Cepat Respons, Tuntas Kemudian
Kanal pelaporan masyarakat Jakarta berbasis digital dalam sistem Cepat Respons Masyarakat kini semakin efektif dan cepat. Namun, apakah kemajuan sistem membuat masyarakat puas pada pelayanan birokrat sejauh ini?
Warga Jakarta cukup beruntung karena bisa dengan mudah mengadukan setiap masalah publik yang mereka temui sehari-hari. Sejak beberapa tahun terakhir, Jakarta memiliki sistem Citizen Relation Management atau diberi nama lain Cepat Respons Masyarakat (CRM).

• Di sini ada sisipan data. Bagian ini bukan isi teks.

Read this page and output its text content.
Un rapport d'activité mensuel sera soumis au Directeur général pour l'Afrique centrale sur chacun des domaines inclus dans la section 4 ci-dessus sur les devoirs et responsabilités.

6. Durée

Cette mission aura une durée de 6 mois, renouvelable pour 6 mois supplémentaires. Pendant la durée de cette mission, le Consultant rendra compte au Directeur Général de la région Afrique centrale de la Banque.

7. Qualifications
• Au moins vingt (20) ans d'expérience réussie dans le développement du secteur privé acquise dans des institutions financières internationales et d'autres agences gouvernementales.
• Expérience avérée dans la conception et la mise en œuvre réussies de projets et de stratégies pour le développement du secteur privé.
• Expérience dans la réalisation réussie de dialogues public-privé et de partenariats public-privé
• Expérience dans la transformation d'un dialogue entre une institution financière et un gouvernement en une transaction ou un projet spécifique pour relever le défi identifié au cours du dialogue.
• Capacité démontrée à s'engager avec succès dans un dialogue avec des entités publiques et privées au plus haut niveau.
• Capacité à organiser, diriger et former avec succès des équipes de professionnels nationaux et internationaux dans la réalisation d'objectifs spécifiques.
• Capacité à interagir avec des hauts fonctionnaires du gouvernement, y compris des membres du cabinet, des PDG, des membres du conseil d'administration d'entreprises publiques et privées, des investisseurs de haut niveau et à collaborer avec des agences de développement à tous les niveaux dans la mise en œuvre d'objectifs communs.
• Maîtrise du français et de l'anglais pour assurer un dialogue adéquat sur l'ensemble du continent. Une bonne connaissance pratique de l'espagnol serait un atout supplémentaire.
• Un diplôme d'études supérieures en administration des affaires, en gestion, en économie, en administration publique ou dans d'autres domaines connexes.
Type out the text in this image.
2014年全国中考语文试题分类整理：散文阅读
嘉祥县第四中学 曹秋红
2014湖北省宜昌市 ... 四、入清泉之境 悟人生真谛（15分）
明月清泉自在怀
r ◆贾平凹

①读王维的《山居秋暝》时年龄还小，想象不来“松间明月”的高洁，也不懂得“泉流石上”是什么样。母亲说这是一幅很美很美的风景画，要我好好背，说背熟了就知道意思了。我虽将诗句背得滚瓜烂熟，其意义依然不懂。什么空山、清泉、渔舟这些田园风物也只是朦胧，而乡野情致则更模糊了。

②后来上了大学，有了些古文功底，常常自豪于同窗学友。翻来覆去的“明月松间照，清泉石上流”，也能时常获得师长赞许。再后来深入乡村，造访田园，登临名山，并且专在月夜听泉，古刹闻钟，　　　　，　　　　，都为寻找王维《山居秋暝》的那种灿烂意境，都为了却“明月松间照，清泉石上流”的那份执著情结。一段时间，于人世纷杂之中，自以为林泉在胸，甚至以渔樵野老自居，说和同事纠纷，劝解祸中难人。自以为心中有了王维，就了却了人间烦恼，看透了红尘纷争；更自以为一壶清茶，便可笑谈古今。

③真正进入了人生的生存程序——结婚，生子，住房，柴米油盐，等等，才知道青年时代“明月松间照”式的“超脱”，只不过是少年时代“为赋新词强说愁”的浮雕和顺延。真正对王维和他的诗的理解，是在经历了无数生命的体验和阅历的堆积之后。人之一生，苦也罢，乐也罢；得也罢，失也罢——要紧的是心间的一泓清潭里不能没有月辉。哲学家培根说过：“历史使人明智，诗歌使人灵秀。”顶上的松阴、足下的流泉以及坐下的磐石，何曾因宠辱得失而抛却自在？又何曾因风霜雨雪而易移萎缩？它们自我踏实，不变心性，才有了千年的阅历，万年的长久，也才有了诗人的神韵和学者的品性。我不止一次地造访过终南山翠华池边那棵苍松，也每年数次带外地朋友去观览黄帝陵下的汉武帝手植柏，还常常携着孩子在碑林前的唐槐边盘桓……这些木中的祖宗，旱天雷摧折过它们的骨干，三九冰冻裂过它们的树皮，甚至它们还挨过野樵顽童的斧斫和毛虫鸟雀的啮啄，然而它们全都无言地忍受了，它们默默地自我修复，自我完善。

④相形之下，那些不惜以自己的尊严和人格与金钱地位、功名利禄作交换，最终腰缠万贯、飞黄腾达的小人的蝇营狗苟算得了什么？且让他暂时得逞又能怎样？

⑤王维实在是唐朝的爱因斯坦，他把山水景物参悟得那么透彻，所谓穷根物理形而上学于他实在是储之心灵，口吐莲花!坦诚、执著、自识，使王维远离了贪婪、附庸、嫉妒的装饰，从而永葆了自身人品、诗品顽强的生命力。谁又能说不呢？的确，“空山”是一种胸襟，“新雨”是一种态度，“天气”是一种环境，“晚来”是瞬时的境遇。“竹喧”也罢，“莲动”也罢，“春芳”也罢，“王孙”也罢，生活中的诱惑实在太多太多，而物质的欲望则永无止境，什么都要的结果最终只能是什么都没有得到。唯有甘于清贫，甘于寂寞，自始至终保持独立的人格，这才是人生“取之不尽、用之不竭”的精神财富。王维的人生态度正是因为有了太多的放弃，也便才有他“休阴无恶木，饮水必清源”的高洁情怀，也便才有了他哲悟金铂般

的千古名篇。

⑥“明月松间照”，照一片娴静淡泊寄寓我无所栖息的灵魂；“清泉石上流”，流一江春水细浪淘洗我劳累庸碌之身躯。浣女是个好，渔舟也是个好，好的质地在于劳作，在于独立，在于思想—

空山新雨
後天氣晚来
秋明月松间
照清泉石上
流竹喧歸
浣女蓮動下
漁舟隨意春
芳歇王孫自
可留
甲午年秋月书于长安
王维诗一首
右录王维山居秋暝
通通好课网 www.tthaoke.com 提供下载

Sistem ini dikembangkan Badan Layanan Umum Daerah Jakarta Smart City (JSC), yang sejak 2014 hadir untuk mengoptimalkan pemanfaatan teknologi demi memaksimalkan pelayanan publik di Jakarta. CRM melayani permintaan atau pengaduan layanan melalui 13 kanal resmi, baik tatap muka maupun dalam jaringan.
Kanal di sistem tersebut ialah aplikasi Qlue, media sosial Twitter @DKIJakarta, Facebook Pemprov DKI Jakarta, surat elektronik [email protected], Balai Warga Jakarta.go.id. Lalu, SMS Lapor 1708, SMS 08111272206, Kantor Kelurahan, Kantor Kecamatan, Surat Gubernur, Pendopo Balai Kota, Kantor Inspektorat, dan aplikasi Jakarta Kini atau Jaki.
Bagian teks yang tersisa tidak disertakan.